Mit den ersten Partien der Viertelfinalserie beginnt am Samstagabend die heiße Meisterschaftsphase.

Während die beiden Tabellenersten Ettelbrück und Esch für die erste K.o.-Runde ein Freilos besitzen, geht es für die vier restlichen Teams ab heute um den Einzug ins Halbfinale. Das Tageblatt sieht sich die beiden Viertelfinalduelle einmal genauer an.

Programm:

Titel-Play-off:
Viertelfinale („best of three“)
Spiel 1, heute
20.00: Düdelingen – Bartringen
20.30: Steinsel – Racing
Spiel 2, Mittwoch, 27. März
20.30: Bartringen – Düdelingen
20.30: Racing – Steinsel
Evtl.
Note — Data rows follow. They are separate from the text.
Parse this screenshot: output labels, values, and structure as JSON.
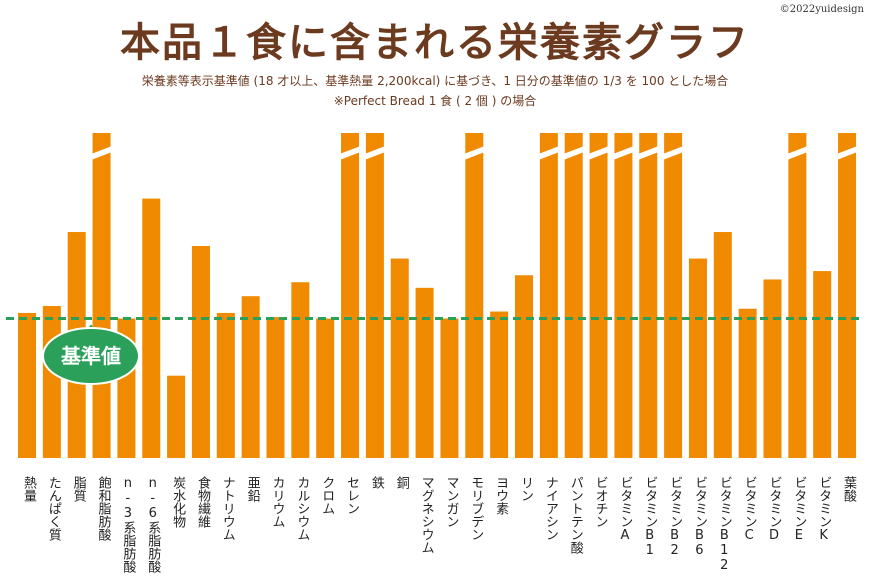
{
  "title": "本品１食に含まれる栄養素グラフ",
  "copyright": "©2022yuidesign",
  "subtitle_line1": "栄養素等表示基準値 (18 才以上、基準熱量 2,200kcal) に基づき、1 日分の基準値の 1/3 を 100 とした場合",
  "subtitle_line2": "※Perfect Bread  1 食 ( 2 個 ) の場合",
  "colors": {
    "bar": "#f08a00",
    "reference_line": "#2aa05a",
    "callout": "#2aa05a",
    "title": "#6b3a1f"
  },
  "chart_data": {
    "type": "bar",
    "title": "本品１食に含まれる栄養素グラフ",
    "xlabel": "",
    "ylabel": "",
    "reference_value": 100,
    "reference_label": "基準値",
    "ylim": [
      0,
      233
    ],
    "grid": false,
    "categories": [
      "熱量",
      "たんぱく質",
      "脂質",
      "飽和脂肪酸",
      "n-3系脂肪酸",
      "n-6系脂肪酸",
      "炭水化物",
      "食物繊維",
      "ナトリウム",
      "亜鉛",
      "カリウム",
      "カルシウム",
      "クロム",
      "セレン",
      "鉄",
      "銅",
      "マグネシウム",
      "マンガン",
      "モリブデン",
      "ヨウ素",
      "リン",
      "ナイアシン",
      "パントテン酸",
      "ビオチン",
      "ビタミンA",
      "ビタミンB1",
      "ビタミンB2",
      "ビタミンB6",
      "ビタミンB12",
      "ビタミンC",
      "ビタミンD",
      "ビタミンE",
      "ビタミンK",
      "葉酸"
    ],
    "values": [
      104,
      109,
      162,
      233,
      100,
      186,
      59,
      152,
      104,
      116,
      101,
      126,
      100,
      233,
      233,
      143,
      122,
      100,
      233,
      105,
      131,
      233,
      233,
      233,
      233,
      233,
      233,
      143,
      162,
      107,
      128,
      233,
      134,
      233
    ],
    "truncated": [
      false,
      false,
      false,
      true,
      false,
      false,
      false,
      false,
      false,
      false,
      false,
      false,
      false,
      true,
      true,
      false,
      false,
      false,
      true,
      false,
      false,
      true,
      true,
      true,
      true,
      true,
      true,
      false,
      false,
      false,
      false,
      true,
      false,
      true
    ]
  }
}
Entscheidungsspiel,
Samstag, 30. März
20.00: Düdelingen – Bartringen
20.30: Steinsel – Racing

Düdelingen – Bartringen

Beim T71 Düdelingen, der die gesamte Saison über mit Leistungsschwankungen zu kämpfen hatte, zeigte die Formkurve in den vergangenen Wochen nach oben. In der fünf Spieltage umfassenden Zwischenrunde zogen Schumacher und Co. nur gegen das Leader-Duo den Kürzeren, konnten sich somit auch gegen den heutigen Viertelfinalgegner behaupten (119:94). Mit dem Sieg gegen Steinsel sicherte sich der T71 zudem den dritten Tabellenrang, womit man bei einem möglichen Weiterkommen dem großen Favoriten und frisch gekürten Pokalsieger Ettelbrück aus dem Weg gehen wird. Die Düdelinger zeigten sich besonders in der Offensive bisher präsent, kommen hier in der laufenden Meisterschaft auf einen Durchschnitt von 91 Punkten. Das Team aus der „Forge du Sud“ besitzt mit seinem US-Duo sowie Schumacher, Muller und Jeitz zweifelsohne eine der stärksten Startformationen der Liga. Im Viertelfinale wird es auch auf deren Form ankommen. Denn fand die Startfünf schnell ihren Tritt, zogen auch die Ersatzspieler bisher nahtlos mit.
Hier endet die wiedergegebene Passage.